Auch die Technik war nicht erforscht. Ulcos war eine Schimäre, mit der man Politik machen konnte, die technisch aber nicht existierte. ArcelorMittal soll der französischen Regierung bereits Wochen vor der offiziellen Mitteilung in der vergangenen Woche mitgeteilt haben, dass man aus dem Projekt aussteige. Bekannt wurde es dann durch eine Mitteilung der EU-Kommission.

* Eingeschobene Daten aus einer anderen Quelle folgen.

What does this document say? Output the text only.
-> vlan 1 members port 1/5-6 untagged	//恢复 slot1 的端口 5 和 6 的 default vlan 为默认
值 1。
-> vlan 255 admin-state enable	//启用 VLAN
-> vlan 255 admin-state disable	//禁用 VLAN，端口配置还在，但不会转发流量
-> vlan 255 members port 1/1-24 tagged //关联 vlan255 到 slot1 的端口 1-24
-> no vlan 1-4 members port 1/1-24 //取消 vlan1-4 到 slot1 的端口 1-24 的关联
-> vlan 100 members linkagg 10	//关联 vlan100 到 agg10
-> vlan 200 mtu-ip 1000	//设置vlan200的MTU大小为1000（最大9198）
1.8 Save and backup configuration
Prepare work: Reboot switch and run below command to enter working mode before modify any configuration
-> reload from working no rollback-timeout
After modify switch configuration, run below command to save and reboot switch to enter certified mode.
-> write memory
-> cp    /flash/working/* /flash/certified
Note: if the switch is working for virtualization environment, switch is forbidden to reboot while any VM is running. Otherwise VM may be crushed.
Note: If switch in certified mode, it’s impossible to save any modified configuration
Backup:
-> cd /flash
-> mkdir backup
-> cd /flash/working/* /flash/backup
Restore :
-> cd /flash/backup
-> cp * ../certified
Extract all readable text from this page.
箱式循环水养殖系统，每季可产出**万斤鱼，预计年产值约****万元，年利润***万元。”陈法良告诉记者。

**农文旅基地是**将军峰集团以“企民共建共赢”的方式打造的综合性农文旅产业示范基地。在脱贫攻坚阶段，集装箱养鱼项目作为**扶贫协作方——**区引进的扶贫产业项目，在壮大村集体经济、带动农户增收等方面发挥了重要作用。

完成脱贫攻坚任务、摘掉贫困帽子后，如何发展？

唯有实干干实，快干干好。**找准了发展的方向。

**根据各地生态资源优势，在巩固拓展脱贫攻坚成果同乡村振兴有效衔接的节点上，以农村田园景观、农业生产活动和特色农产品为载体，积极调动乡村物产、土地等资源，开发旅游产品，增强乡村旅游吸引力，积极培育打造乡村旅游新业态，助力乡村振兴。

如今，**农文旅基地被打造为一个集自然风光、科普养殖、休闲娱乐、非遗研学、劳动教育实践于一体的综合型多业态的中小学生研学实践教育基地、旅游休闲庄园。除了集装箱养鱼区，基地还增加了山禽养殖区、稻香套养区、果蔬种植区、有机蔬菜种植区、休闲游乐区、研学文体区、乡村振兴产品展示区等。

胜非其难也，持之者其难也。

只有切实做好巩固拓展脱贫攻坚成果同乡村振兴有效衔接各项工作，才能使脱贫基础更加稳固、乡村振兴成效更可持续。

ArcelorMittal hat nun 13 Millionen Euro für „Ulcos 2“ zur Verfügung gestellt. Damit können zwar die Forschungsarbeiten beginnen, aber der eigentlich dafür vorgesehene Forschungs-Hochofen steht in Eisenhüttenstadt. Dort sollte Ulcos ursprünglich verwirklicht werden, weil es in Eisenhüttenstadt zwei Hochöfen gibt und im nahen polnischen Revier drei Hochöfen. Dort hätte Ulcos Sinn gemacht. Die Übertragung nach Lothringen, wo sie von Beginn an keinen Sinn machte, war ein Sahnehäubchen für die Schließung des Elektrostahlwerkes Gandrange. „Ulcos 2“ in Lothringen macht nach wie vor keinen Sinn, ist nun aber das Sahnehäubchen für die Schließung der Hochöfen.